Всхрапнул конь, раздался хлёсткий звук плети, дробно зачавкала под копытами намокшая земля, и вскоре всё смолкло. Затем опять разошёлся дождь, и Боляк уснул.
Ему снился неведомый Чубар – огромный, страшный, на седогривом чёрном коне, вместо попоны покрытом волчьими шкурами.
Будто бы батыр спускался по заречному косогору, а его конь выворачивал копытами из дёрна огромные камни. В одной руке у Чубара была кривая сабля, а в другой он держал аркан и волок на нём своего неведомого бога.
Глава 2
Карьев павыль
– Ай, какой поздний атан[15]! – по щелям в кровле поняв, где солнце, крикнул Боляк.
Испугавшись, что отец уехал, он стрелой понёсся к реке, чтобы нагнать Русая в Карьево – родовом павыле пореченских остяков, названном так по имени старого Карьи. Но не того Карьи, что был сейчас старейшиной-памом[16], а его далёкого предка, тоже Карьи. С тех пор так и велось в этой семье: самого первого ребёнка все звали Карьей, а как его нарекли родители, никто не знал.
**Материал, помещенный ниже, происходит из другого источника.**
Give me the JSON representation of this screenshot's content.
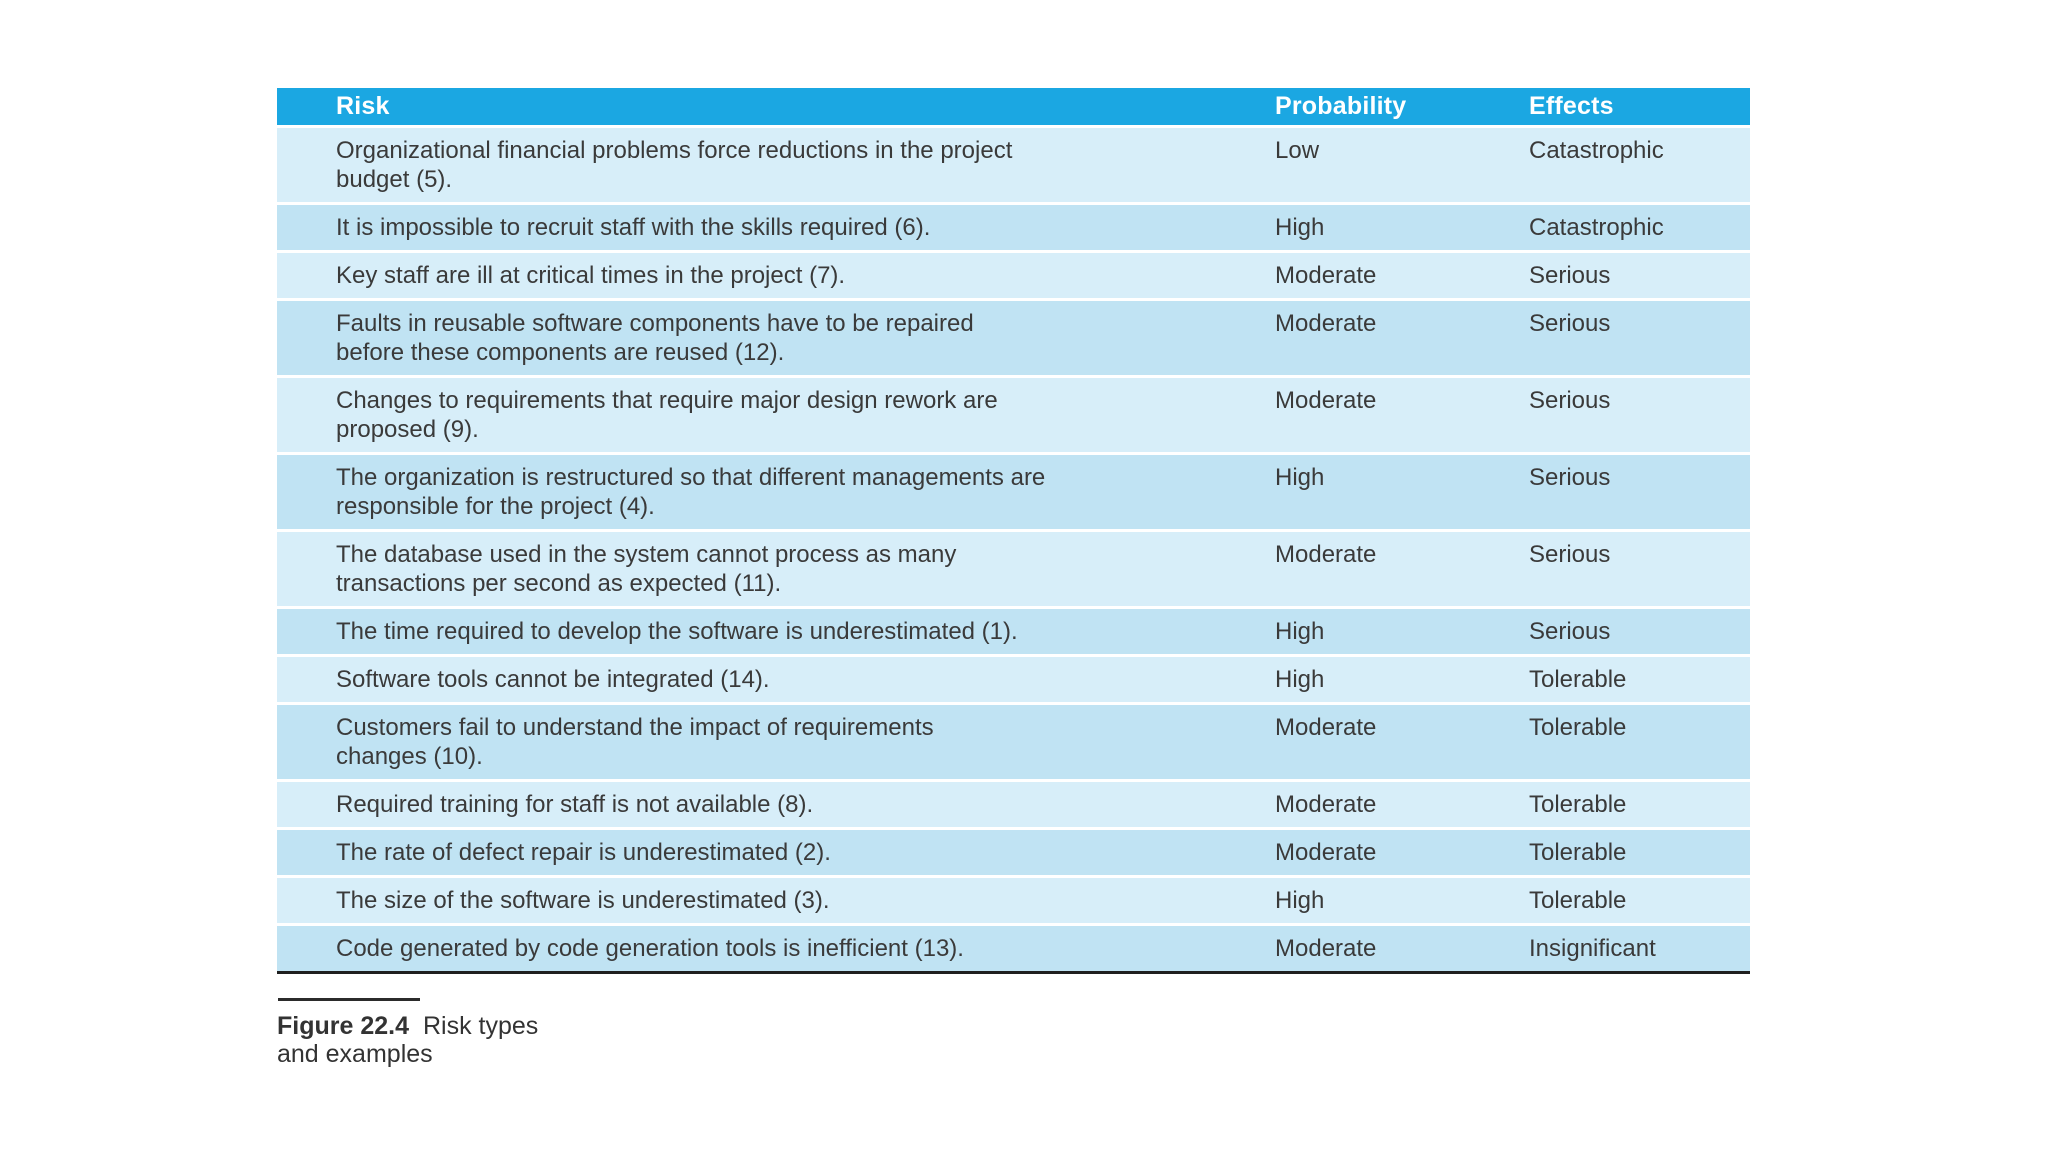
{
  "table": {
    "columns": [
      "Risk",
      "Probability",
      "Effects"
    ],
    "rows": [
      {
        "risk": "Organizational financial problems force reductions in the project\nbudget (5).",
        "probability": "Low",
        "effects": "Catastrophic",
        "shade": "light"
      },
      {
        "risk": "It is impossible to recruit staff with the skills required (6).",
        "probability": "High",
        "effects": "Catastrophic",
        "shade": "dark"
      },
      {
        "risk": "Key staff are ill at critical times in the project (7).",
        "probability": "Moderate",
        "effects": "Serious",
        "shade": "light"
      },
      {
        "risk": "Faults in reusable software components have to be repaired\nbefore these components are reused (12).",
        "probability": "Moderate",
        "effects": "Serious",
        "shade": "dark"
      },
      {
        "risk": "Changes to requirements that require major design rework are\nproposed (9).",
        "probability": "Moderate",
        "effects": "Serious",
        "shade": "light"
      },
      {
        "risk": "The organization is restructured so that different managements are\nresponsible for the project (4).",
        "probability": "High",
        "effects": "Serious",
        "shade": "dark"
      },
      {
        "risk": "The database used in the system cannot process as many\ntransactions per second as expected (11).",
        "probability": "Moderate",
        "effects": "Serious",
        "shade": "light"
      },
      {
        "risk": "The time required to develop the software is underestimated (1).",
        "probability": "High",
        "effects": "Serious",
        "shade": "dark"
      },
      {
        "risk": "Software tools cannot be integrated (14).",
        "probability": "High",
        "effects": "Tolerable",
        "shade": "light"
      },
      {
        "risk": "Customers fail to understand the impact of requirements\nchanges (10).",
        "probability": "Moderate",
        "effects": "Tolerable",
        "shade": "dark"
      },
      {
        "risk": "Required training for staff is not available (8).",
        "probability": "Moderate",
        "effects": "Tolerable",
        "shade": "light"
      },
      {
        "risk": "The rate of defect repair is underestimated (2).",
        "probability": "Moderate",
        "effects": "Tolerable",
        "shade": "dark"
      },
      {
        "risk": "The size of the software is underestimated (3).",
        "probability": "High",
        "effects": "Tolerable",
        "shade": "light"
      },
      {
        "risk": "Code generated by code generation tools is inefficient (13).",
        "probability": "Moderate",
        "effects": "Insignificant",
        "shade": "dark"
      }
    ]
  },
  "caption": {
    "label": "Figure 22.4",
    "line1": "Risk types",
    "line2": "and examples"
  },
  "colors": {
    "header_bg": "#1ba7e2",
    "header_text": "#ffffff",
    "row_light": "#d7eef9",
    "row_dark": "#c0e3f3",
    "body_text": "#3a3a3a",
    "table_bottom_border": "#1f1f1f",
    "caption_rule": "#2b2b2b",
    "caption_text": "#333333"
  }
}
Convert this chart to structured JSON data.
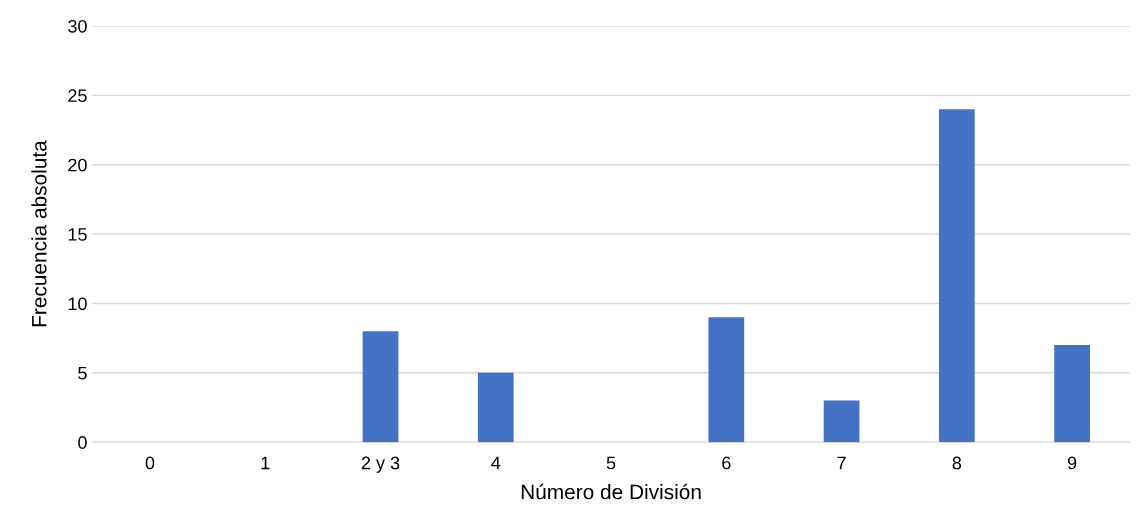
{
  "chart_data": {
    "type": "bar",
    "xlabel": "Número de División",
    "ylabel": "Frecuencia absoluta",
    "categories": [
      "0",
      "1",
      "2 y 3",
      "4",
      "5",
      "6",
      "7",
      "8",
      "9"
    ],
    "values": [
      0,
      0,
      8,
      5,
      0,
      9,
      3,
      24,
      7
    ],
    "color": "#4472c4",
    "ylim": [
      0,
      30
    ],
    "yticks": [
      0,
      5,
      10,
      15,
      20,
      25,
      30
    ],
    "grid": "y",
    "legend": false
  }
}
Считалось, что это защищает от дурного глаза, от плохих мыслей, злых духов да и много от чего ещё. Раньше так поступали с каждым ребёнком, но затем обычаи ослабли и теперь касались только старейшины и шаманов.
Старый Карья-пам был и тем, и другим. В его власти было и общаться с родовыми богами, и следить за сбором ясака со всего рода да сдавать его наезжавшему дважды в год воеводскому сеуну[17]. За это все Карью-пама безмерно чтили и уважали и подносили ему дары не по долгу, а от сердца, как заведено.
Боляк вылетел как был, босой, на берег прямо к сушащемуся вверх дном на ко́злах берестяному челноку-пыжу. В руках у него был шест, который он на ходу выдрал из-под кровли таскака[18]. Так, с шестом наперевес, он и бежал к реке, будто шёл с рогатиной на медведя, и никого и ничего не замечал.